So GDDR5X seems to be a competition of HBM... however it will get heavily outclassed by HBM2.
GDDR5X solves the cost issue (and possible still density issue). As long as its there, HBM will never go anywhere broad. Hence HBM2 for flagship only.
Keep dreaming. HBM2 will find its way into GPUs and APUs (both consumer and server). APUs will be even higher volume than discrete GPUs. So definitely HBM2 will find broad adoption. Its going to launch in 2017 in Vega 11 and Vega 10 and Zen APUs for server and consumer markets. I am sure by the time 2019 comes around and we see TSMC 7nm GPUs HBM2 will find its way down the product stack into higher volume. The big benefit is HBM2 will give power and form factor advantages over GDDR5X which are very useful in notebooks.
So now also HBM2 for consumer APUs too in 2017? I say you are a tad overly optimistic again.
As long as HBM cant compete in cost and density it will be limited. No matter how good it is.
Right...
Raja also said that Polaris series wouldn't get HBM due to cost.
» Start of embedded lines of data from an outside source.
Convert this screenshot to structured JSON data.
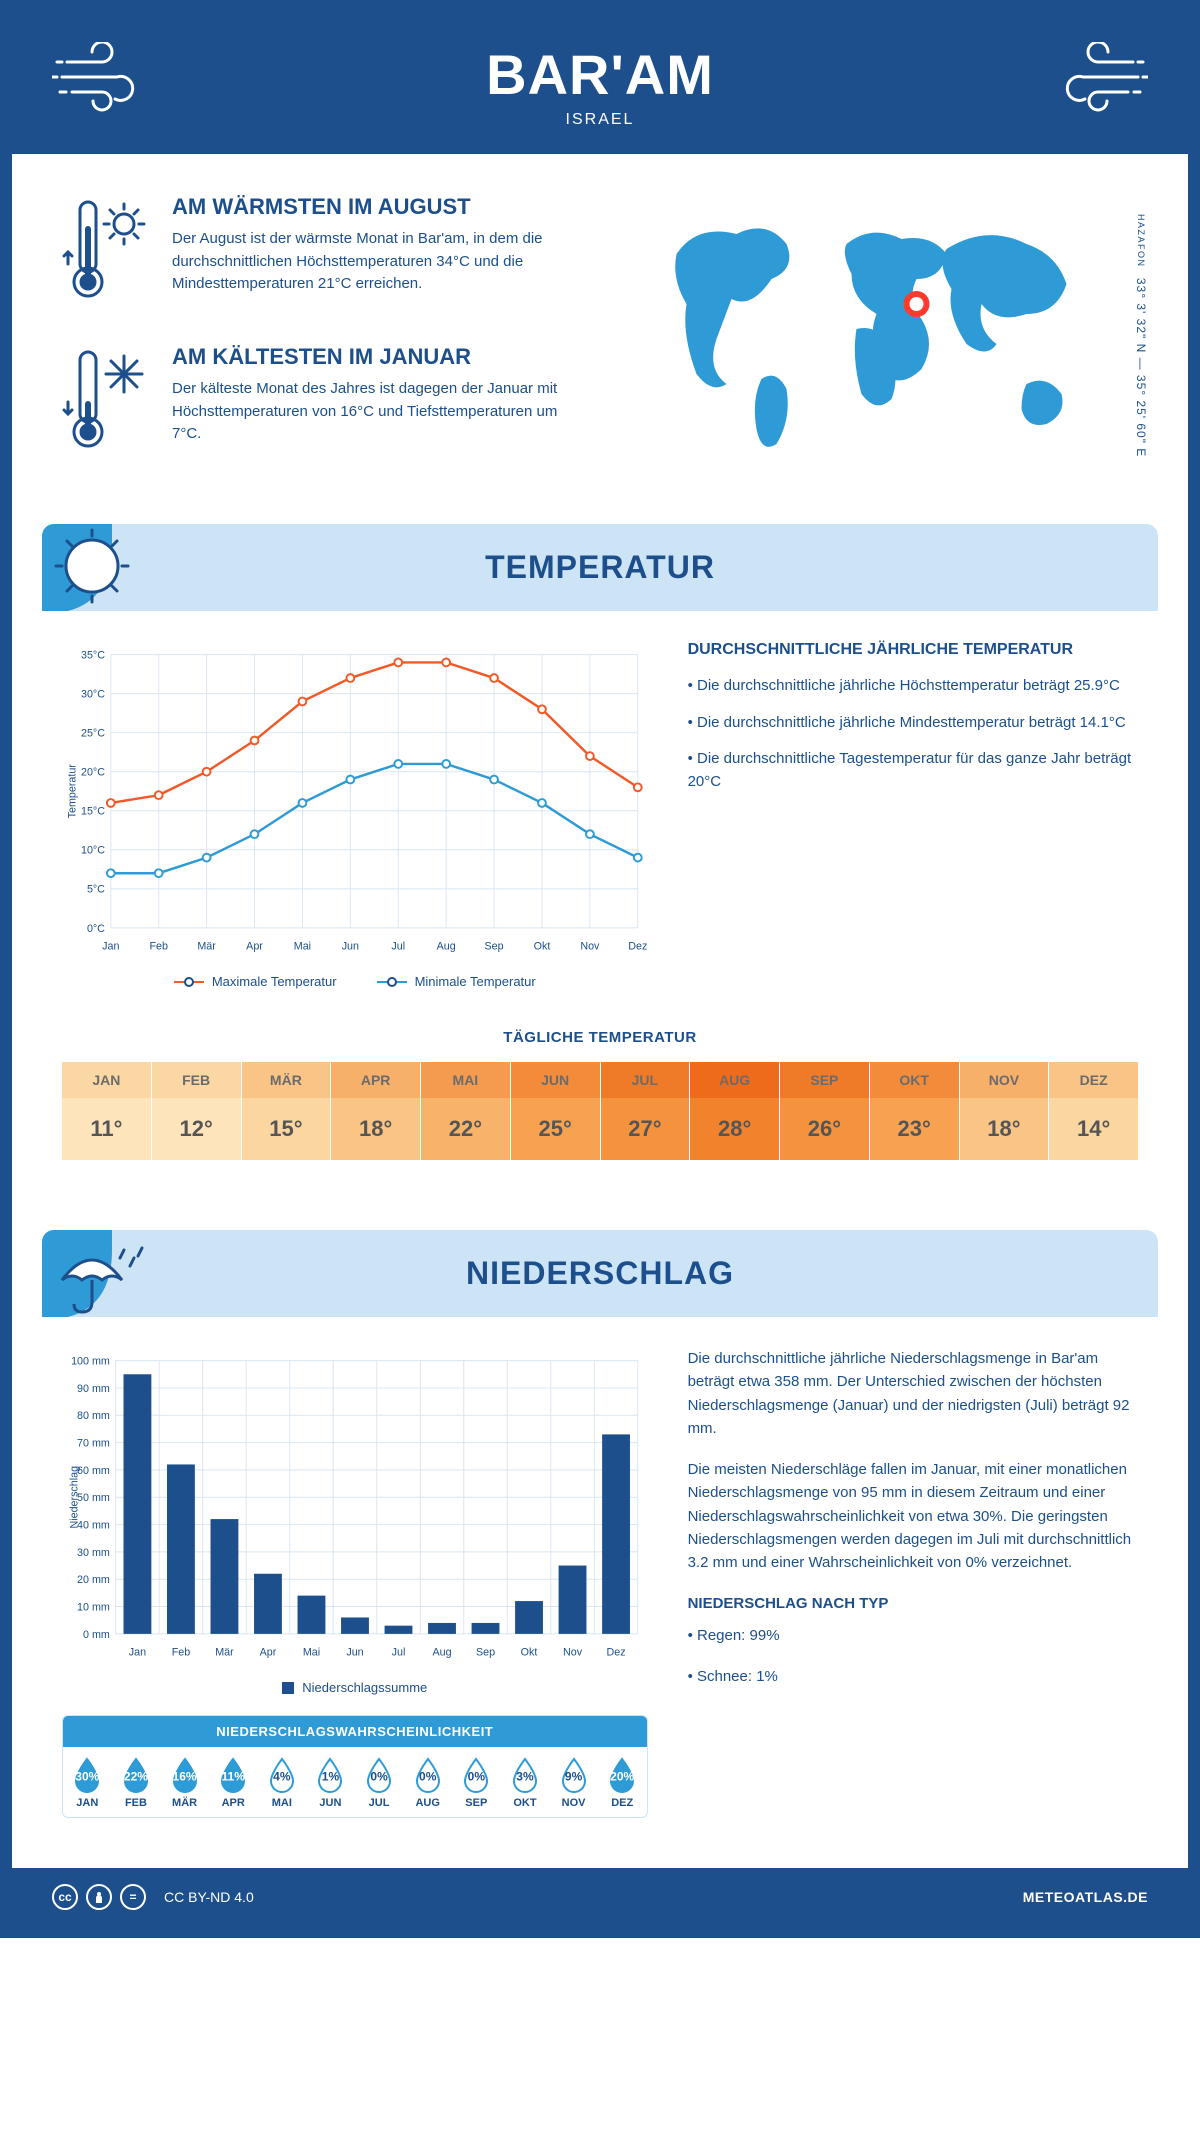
{
  "header": {
    "title": "BAR'AM",
    "subtitle": "ISRAEL"
  },
  "coords": {
    "region": "HAZAFON",
    "text": "33° 3' 32\" N — 35° 25' 60\" E"
  },
  "facts": {
    "warm": {
      "title": "AM WÄRMSTEN IM AUGUST",
      "text": "Der August ist der wärmste Monat in Bar'am, in dem die durchschnittlichen Höchsttemperaturen 34°C und die Mindesttemperaturen 21°C erreichen."
    },
    "cold": {
      "title": "AM KÄLTESTEN IM JANUAR",
      "text": "Der kälteste Monat des Jahres ist dagegen der Januar mit Höchsttemperaturen von 16°C und Tiefsttemperaturen um 7°C."
    }
  },
  "sections": {
    "temperature": "TEMPERATUR",
    "precipitation": "NIEDERSCHLAG"
  },
  "months": [
    "Jan",
    "Feb",
    "Mär",
    "Apr",
    "Mai",
    "Jun",
    "Jul",
    "Aug",
    "Sep",
    "Okt",
    "Nov",
    "Dez"
  ],
  "months_upper": [
    "JAN",
    "FEB",
    "MÄR",
    "APR",
    "MAI",
    "JUN",
    "JUL",
    "AUG",
    "SEP",
    "OKT",
    "NOV",
    "DEZ"
  ],
  "temp_chart": {
    "type": "line",
    "ylabel": "Temperatur",
    "ylim": [
      0,
      35
    ],
    "ytick_step": 5,
    "series_max": {
      "label": "Maximale Temperatur",
      "color": "#f05a28",
      "values": [
        16,
        17,
        20,
        24,
        29,
        32,
        34,
        34,
        32,
        28,
        22,
        18
      ]
    },
    "series_min": {
      "label": "Minimale Temperatur",
      "color": "#2e9bd6",
      "values": [
        7,
        7,
        9,
        12,
        16,
        19,
        21,
        21,
        19,
        16,
        12,
        9
      ]
    },
    "grid_color": "#d9e6f2",
    "axis_color": "#1c4f8b",
    "label_fontsize": 12
  },
  "temp_info": {
    "heading": "DURCHSCHNITTLICHE JÄHRLICHE TEMPERATUR",
    "b1": "• Die durchschnittliche jährliche Höchsttemperatur beträgt 25.9°C",
    "b2": "• Die durchschnittliche jährliche Mindesttemperatur beträgt 14.1°C",
    "b3": "• Die durchschnittliche Tagestemperatur für das ganze Jahr beträgt 20°C"
  },
  "daily_temp": {
    "heading": "TÄGLICHE TEMPERATUR",
    "values": [
      "11°",
      "12°",
      "15°",
      "18°",
      "22°",
      "25°",
      "27°",
      "28°",
      "26°",
      "23°",
      "18°",
      "14°"
    ],
    "header_colors": [
      "#fbd7a3",
      "#fbd7a3",
      "#f9c486",
      "#f7b06a",
      "#f59b4f",
      "#f28c3a",
      "#ef7b28",
      "#ed6b1a",
      "#ef7b28",
      "#f28c3a",
      "#f7b06a",
      "#f9c486"
    ],
    "value_colors": [
      "#fde4bb",
      "#fde4bb",
      "#fcd6a0",
      "#fac584",
      "#f8b36a",
      "#f6a251",
      "#f4923d",
      "#f2822b",
      "#f4923d",
      "#f6a251",
      "#fac584",
      "#fcd6a0"
    ]
  },
  "precip_chart": {
    "type": "bar",
    "ylabel": "Niederschlag",
    "ylim": [
      0,
      100
    ],
    "ytick_step": 10,
    "legend": "Niederschlagssumme",
    "bar_color": "#1c4f8b",
    "grid_color": "#d9e6f2",
    "values": [
      95,
      62,
      42,
      22,
      14,
      6,
      3,
      4,
      4,
      12,
      25,
      73
    ]
  },
  "precip_text": {
    "p1": "Die durchschnittliche jährliche Niederschlagsmenge in Bar'am beträgt etwa 358 mm. Der Unterschied zwischen der höchsten Niederschlagsmenge (Januar) und der niedrigsten (Juli) beträgt 92 mm.",
    "p2": "Die meisten Niederschläge fallen im Januar, mit einer monatlichen Niederschlagsmenge von 95 mm in diesem Zeitraum und einer Niederschlagswahrscheinlichkeit von etwa 30%. Die geringsten Niederschlagsmengen werden dagegen im Juli mit durchschnittlich 3.2 mm und einer Wahrscheinlichkeit von 0% verzeichnet.",
    "type_heading": "NIEDERSCHLAG NACH TYP",
    "type_rain": "• Regen: 99%",
    "type_snow": "• Schnee: 1%"
  },
  "precip_prob": {
    "heading": "NIEDERSCHLAGSWAHRSCHEINLICHKEIT",
    "values": [
      "30%",
      "22%",
      "16%",
      "11%",
      "4%",
      "1%",
      "0%",
      "0%",
      "0%",
      "3%",
      "9%",
      "20%"
    ],
    "filled": [
      true,
      true,
      true,
      true,
      false,
      false,
      false,
      false,
      false,
      false,
      false,
      true
    ],
    "fill_color": "#2e9bd6",
    "outline_color": "#2e9bd6"
  },
  "footer": {
    "license": "CC BY-ND 4.0",
    "site": "METEOATLAS.DE"
  },
  "colors": {
    "primary": "#1c4f8b",
    "light_blue": "#cce4f6",
    "accent_blue": "#2e9bd6",
    "orange": "#f05a28",
    "map_marker": "#ff3b30"
  }
}
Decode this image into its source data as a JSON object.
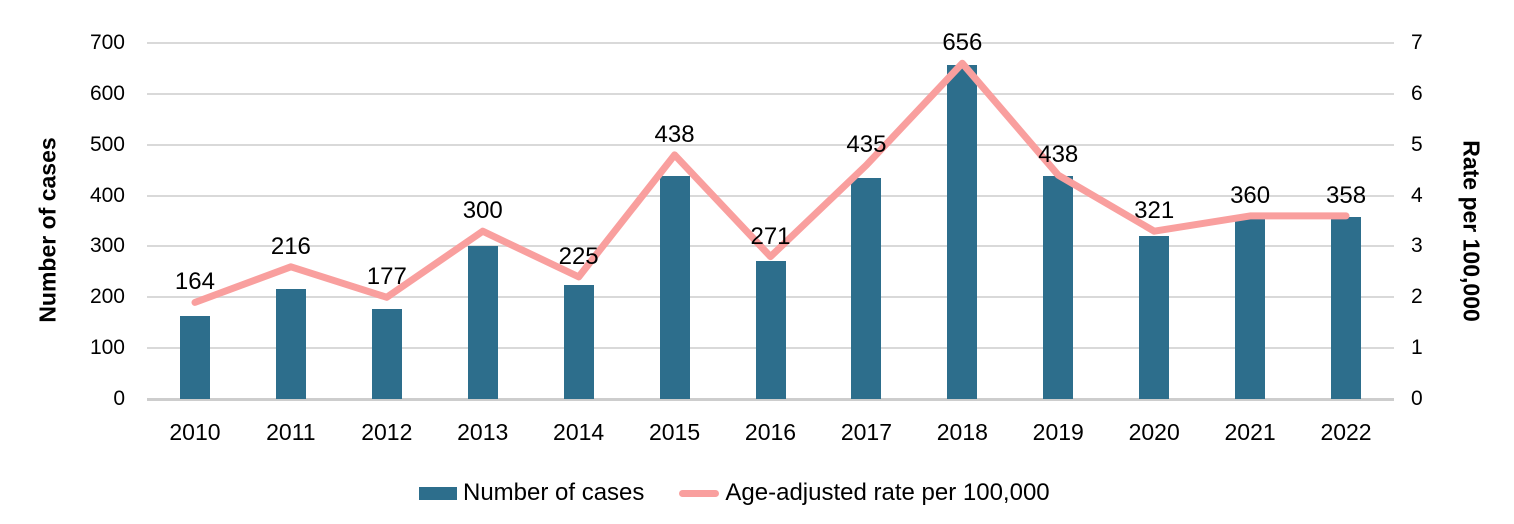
{
  "chart_data": {
    "type": "bar",
    "subtype": "combo-bar-line-dual-axis",
    "title": "",
    "categories": [
      "2010",
      "2011",
      "2012",
      "2013",
      "2014",
      "2015",
      "2016",
      "2017",
      "2018",
      "2019",
      "2020",
      "2021",
      "2022"
    ],
    "series": [
      {
        "name": "Number of cases",
        "type": "bar",
        "axis": "left",
        "color": "#2d6e8c",
        "values": [
          164,
          216,
          177,
          300,
          225,
          438,
          271,
          435,
          656,
          438,
          321,
          360,
          358
        ],
        "data_labels_shown": true
      },
      {
        "name": "Age-adjusted rate per 100,000",
        "type": "line",
        "axis": "right",
        "color": "#f99f9e",
        "values": [
          1.9,
          2.6,
          2.0,
          3.3,
          2.4,
          4.8,
          2.8,
          4.6,
          6.6,
          4.4,
          3.3,
          3.6,
          3.6
        ],
        "data_labels_shown": false
      }
    ],
    "left_axis": {
      "title": "Number of cases",
      "min": 0,
      "max": 700,
      "ticks": [
        "0",
        "100",
        "200",
        "300",
        "400",
        "500",
        "600",
        "700"
      ]
    },
    "right_axis": {
      "title": "Rate per 100,000",
      "min": 0,
      "max": 7,
      "ticks": [
        "0",
        "1",
        "2",
        "3",
        "4",
        "5",
        "6",
        "7"
      ]
    },
    "grid": true,
    "legend_position": "bottom",
    "legend": [
      {
        "label": "Number of cases",
        "swatch": "bar",
        "color": "#2d6e8c"
      },
      {
        "label": "Age-adjusted rate per 100,000",
        "swatch": "line",
        "color": "#f99f9e"
      }
    ]
  },
  "colors": {
    "bar": "#2d6e8c",
    "line": "#f99f9e",
    "gridline": "#d9d9d9",
    "axis_line": "#cdcdcd",
    "text": "#000000",
    "background": "#ffffff"
  }
}
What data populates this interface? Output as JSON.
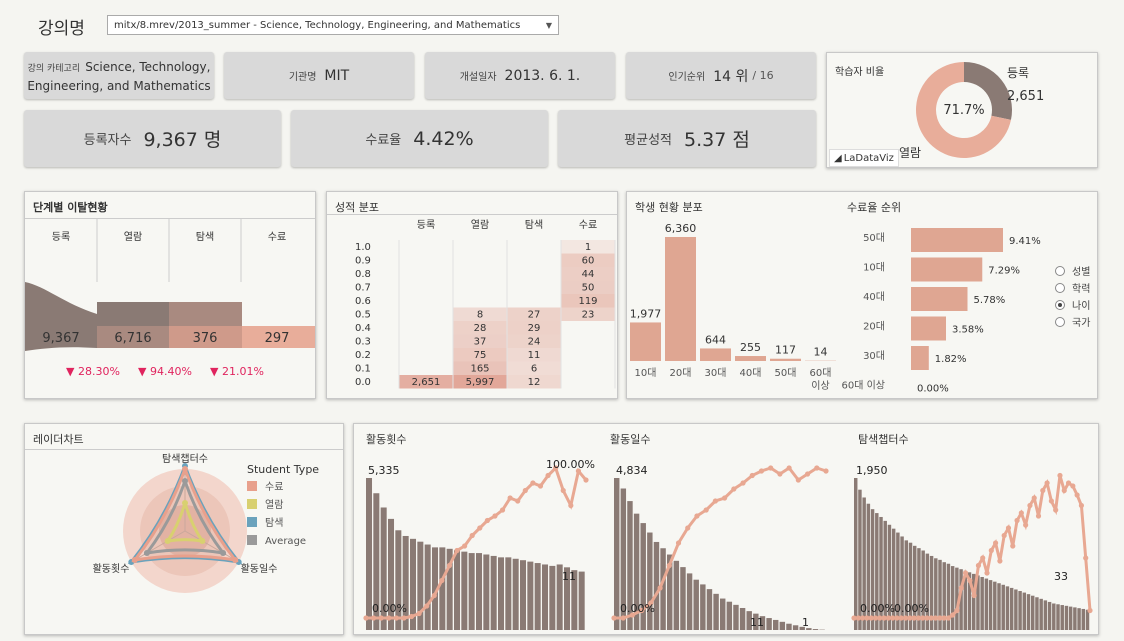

You think HBM2 is going to be cheaper than HBM1? And cheap enough to make it work. Including interposer and interposer size. Can the AM4 socket even contain it? Both size and power delivery with dual memory controllers. Not to mention the economics behind.
My guess is your hopes are completely fantasy driven.
It wasn't long ago someone predicted Polaris 10 would be HBM based too.
Same with edRAM, sorry to shattering your dreams to see a nVIDIA powered card with edRAM as principal memory.So now also HBM2 for consumer APUs too in 2017? I say you are a tad overly optimistic again.
As long as HBM cant compete in cost and density it will be limited. No matter how good it is.
But he did not say Zen APUs won't get HBM2.
http://wccftech.com/amd-am4-%C2%B5opga-socket-1331/
The AM4 socket should not have any problems with power delivery given the 1331 pins. As for interposer size a 200-220 sq mm die with a single HBM2 stack is not going to be space constrained. My guess is based on Joe Macri's statements that HBM will make it to APUs.
http://www.anandtech.com/show/9266/amd-hbm-deep-dive/4
"Meanwhile shifting gears towards the long term, high-end GPUs are just the first of what AMD expects to be a wider rollout for HBM. Though AMD is not committing to any other products at this time, as production ramps up and costs come down, HBM is expected to become financially viable in a wider range, including lower-end GPUs, HPC products (e.g. FirePro S and AMD’s forthcoming HPC APU), high-end communications gear, and of course AMD’s mainstream consumer APUs. As lower-margin products consumer APUs will likely be among the farthest off, however in the long-run they may very well be the most interesting use case for HBM, as APUs are among the most bandwidth-starved graphics products out there"
Its a matter of timing (14nm Zen APUs) and cost/volume/yield reasons with HBM2. Zen addresses the weak single thread performance and power inefficiency problem of current AMD APUs based on Bulldozer legacy and allows them higher ASPs and room to afford costs with HBM2. Anyway I know you will not agree. Lets wait and see how the next 15-18 months play out.
Same with edRAM, sorry to shattering your dreams to see a nVIDIA powered card with edRAM as principal memory.
It's because folks can't get rid of their pre-conceptions that an APU must be cheap and low-end only.
It's because folks can't get rid of their pre-conceptions that an APU must be cheap and low-end only.
OEMs won't buy it unless it's cheap. Seriously.
OEMs won't buy it unless it's cheap. Seriously.
This is the future. Discrete boards, discrete ram, discrete SSD, are all going to go away.
Today we do not see the discrete sound card, the discrete network card, the discrete northbridge and southbridge in consumer PCs. I do not say the discrete GPU will go away. But its overall unit volume will shrink and prices will increase as process nodes get costlier and APUs eat away the entry level discrete GPU market.
We sure still see discrete NICs, discrete SBs and discrete NBs(AM3+) and a sound codec chip on the mobo.
You can find a few chips with most of it integrated like the Xeon D. But its certainly not the norm.
So lets stick to reality even tho it may seem incredible hard at the moment.
Integrated IGP volume also shrinks. Not just discrete GPUs. It again raises the economic question. How many are going to buy this product? And another part for your AM4 socket is the height that an interposer adds. It will mean that all non interposer chips will have an IHS that's 1mm more than needed. They could just as well add some GDDR5(x) sideport memory or cheaper EDRAM until the day when HBM may be able to reach a price level that will make it interesting in more than the flagship segment.
OEMs won't buy it unless it's cheap. Seriously.
We sure still see discrete NICs, discrete SBs and discrete NBs(AM3+) and a sound codec chip on the mobo.
You can find a few chips with most of it integrated like the Xeon D. But its certainly not the norm.